A feminism of privilege

Trans woman Grace Lavery interviews trans advocate Jolyon Maugham:

Maugham: I was making the point in the summer of 2020, repeatedly, that the lawyer that Keira Bell had retained was using was someone with links to the religious right.  He himself has said so.  And you can look at the cases he has brought.  They’re attacks on abortion rights.  They’re attacks on gay rights. And he has associations with organizations that have attacked assisted dying.  And he appears on the sort of tv channels of organizations who are religious conservatives, let me put it that way.  So I didn’t think he would deny that he comes from that background.  His name is Paul Conrathe. It’s certainly abundantly clear that he does.  The barristers, I don’t have any reason to suggest that they come from that standpoint. And the judge who is believed to have written that judgement—a judge called Natalie Lieven—doesn’t come from that background.  She is simultaneously a hero amongst the Good Law Project’s overwhelmingly female staff team for the work that she’s done as a judge protecting the right to an abortion.  And now, a sort of fallen hero for what we all regard as the work that she’s done to roll back trans rights, to empower transphobia and transphobes in domestic public discourse.  She comes from a very particular place, and I don’t know whether this is mirrored around the world, but in England there is a very, very dominant…strand of feminism.  Not dominant numerically but dominant because it’s a feminism of privilege that is deeply opposed to trans rights.  And that demographic is the demographic that she fits perfectly in.  I’m not saying she’s a transphobe.  I’m just saying that she is in that demographic.

A feminism of privilege is it.

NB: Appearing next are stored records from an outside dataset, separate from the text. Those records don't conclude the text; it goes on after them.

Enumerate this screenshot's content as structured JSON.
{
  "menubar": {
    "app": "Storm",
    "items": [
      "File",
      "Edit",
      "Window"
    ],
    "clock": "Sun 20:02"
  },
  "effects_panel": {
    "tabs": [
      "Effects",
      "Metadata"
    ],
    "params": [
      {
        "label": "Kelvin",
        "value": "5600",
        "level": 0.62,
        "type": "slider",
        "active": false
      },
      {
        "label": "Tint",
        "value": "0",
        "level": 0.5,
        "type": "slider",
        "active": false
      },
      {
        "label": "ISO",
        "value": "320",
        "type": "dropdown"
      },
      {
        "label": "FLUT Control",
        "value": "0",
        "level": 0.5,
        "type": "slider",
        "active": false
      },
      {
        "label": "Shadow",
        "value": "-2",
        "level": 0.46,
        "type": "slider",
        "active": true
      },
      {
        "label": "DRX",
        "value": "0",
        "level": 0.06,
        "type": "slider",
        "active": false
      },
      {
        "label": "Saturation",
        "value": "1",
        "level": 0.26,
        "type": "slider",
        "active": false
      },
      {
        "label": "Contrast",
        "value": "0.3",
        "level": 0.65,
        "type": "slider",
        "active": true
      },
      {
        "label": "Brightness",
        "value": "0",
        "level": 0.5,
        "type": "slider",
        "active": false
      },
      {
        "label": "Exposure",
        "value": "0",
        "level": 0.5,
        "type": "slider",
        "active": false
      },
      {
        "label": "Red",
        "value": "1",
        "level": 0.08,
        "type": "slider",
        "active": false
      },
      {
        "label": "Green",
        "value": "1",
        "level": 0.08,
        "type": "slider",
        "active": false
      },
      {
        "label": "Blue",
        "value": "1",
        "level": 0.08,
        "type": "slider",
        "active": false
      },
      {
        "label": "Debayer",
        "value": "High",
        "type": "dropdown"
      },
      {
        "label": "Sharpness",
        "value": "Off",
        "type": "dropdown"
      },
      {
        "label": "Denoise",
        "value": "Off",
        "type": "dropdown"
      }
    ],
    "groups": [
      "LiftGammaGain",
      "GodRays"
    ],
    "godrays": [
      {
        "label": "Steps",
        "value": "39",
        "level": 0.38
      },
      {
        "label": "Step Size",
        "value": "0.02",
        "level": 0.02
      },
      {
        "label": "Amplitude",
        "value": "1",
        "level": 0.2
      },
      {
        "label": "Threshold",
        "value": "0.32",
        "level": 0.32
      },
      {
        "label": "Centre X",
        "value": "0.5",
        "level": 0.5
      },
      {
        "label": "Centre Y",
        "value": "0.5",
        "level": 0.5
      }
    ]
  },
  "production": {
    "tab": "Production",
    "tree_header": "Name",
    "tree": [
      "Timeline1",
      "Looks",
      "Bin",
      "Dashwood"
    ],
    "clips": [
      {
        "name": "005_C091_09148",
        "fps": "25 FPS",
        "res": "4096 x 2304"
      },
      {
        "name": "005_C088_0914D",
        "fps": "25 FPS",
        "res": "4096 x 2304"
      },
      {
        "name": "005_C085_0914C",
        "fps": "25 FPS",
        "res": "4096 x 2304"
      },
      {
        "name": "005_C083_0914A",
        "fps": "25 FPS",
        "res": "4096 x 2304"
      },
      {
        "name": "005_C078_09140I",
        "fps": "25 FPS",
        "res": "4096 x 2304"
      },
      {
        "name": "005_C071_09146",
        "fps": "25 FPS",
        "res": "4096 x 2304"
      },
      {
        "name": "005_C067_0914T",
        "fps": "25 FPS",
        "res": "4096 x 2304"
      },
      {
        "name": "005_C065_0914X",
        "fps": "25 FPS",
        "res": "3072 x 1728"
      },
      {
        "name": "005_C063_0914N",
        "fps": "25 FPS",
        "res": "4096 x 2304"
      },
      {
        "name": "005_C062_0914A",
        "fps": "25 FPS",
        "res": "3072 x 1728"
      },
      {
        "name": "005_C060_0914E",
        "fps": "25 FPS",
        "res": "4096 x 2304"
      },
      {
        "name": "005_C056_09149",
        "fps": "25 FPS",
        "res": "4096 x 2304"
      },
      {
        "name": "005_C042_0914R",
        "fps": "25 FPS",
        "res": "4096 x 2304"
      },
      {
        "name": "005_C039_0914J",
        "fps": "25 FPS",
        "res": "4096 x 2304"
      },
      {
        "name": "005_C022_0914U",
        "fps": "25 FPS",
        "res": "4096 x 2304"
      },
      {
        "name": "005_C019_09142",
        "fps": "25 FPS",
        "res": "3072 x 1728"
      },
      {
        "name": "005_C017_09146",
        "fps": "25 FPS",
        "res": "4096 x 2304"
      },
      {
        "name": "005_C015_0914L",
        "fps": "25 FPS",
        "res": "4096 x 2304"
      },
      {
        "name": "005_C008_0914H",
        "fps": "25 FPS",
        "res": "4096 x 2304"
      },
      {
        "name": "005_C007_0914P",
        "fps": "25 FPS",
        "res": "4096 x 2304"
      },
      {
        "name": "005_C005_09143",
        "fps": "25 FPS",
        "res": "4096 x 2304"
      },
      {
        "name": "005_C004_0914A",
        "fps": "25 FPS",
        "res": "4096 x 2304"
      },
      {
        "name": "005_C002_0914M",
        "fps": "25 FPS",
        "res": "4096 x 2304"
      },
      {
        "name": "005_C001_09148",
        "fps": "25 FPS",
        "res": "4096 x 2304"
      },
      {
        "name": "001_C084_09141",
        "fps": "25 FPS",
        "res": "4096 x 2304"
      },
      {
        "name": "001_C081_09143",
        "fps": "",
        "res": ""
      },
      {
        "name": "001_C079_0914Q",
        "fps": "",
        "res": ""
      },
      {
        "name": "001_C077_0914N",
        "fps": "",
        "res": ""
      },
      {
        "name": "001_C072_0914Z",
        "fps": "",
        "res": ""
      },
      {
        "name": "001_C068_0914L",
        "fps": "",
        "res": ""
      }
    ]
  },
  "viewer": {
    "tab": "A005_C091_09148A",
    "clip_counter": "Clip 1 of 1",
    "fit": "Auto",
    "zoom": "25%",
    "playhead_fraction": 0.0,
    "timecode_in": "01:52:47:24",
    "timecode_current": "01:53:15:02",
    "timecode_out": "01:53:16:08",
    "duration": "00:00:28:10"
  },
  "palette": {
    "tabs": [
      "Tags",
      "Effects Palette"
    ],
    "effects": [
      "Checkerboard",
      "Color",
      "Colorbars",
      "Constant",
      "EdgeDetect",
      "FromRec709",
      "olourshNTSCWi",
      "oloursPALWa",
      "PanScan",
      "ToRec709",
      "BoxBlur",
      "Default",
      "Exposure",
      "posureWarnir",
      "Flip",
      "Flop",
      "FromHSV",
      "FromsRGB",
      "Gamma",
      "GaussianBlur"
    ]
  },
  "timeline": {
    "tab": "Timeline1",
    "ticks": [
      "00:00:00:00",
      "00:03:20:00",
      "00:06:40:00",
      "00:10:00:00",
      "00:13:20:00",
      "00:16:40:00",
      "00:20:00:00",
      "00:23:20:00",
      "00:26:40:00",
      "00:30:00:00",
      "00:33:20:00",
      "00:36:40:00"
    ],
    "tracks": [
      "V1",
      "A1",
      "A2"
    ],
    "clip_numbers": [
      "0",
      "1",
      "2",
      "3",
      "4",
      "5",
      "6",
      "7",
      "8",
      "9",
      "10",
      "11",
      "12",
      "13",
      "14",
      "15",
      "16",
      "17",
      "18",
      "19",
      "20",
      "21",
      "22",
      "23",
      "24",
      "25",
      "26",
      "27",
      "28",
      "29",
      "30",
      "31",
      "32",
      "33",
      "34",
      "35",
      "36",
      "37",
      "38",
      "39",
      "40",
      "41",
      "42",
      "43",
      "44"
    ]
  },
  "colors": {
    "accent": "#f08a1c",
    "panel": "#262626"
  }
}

What kind of privilege? And what of Jolyon Maugham? What about his privilege?

More basically, of course, there’s the usual obligatory lie that it’s “transphobia” to continue to understand that people can’t change sex.

Anyone reading your newsletter will know that J.K. Rowling complained bitterly of the abuse that she received on social media––and I think she’s entitled––right indeed––to complain about that.  But much of it wasn’t genuine abuse.  It came not from member of the trans community but from accounts that were set up, I believe, to discredit the trans community. And what I was particularly angry with J.K. Rowling about, somebody who I’ve spoken to privately in the past and previously had a good relationship with was that I thought that she weaponized in a rather mischievous way the abuse that she received.

So typical of women, isn’t it. We weaponize rape, we weaponize sexism in the workplace, we weaponize misogynist abuse – there’s just no end to it. We’re so mischievous.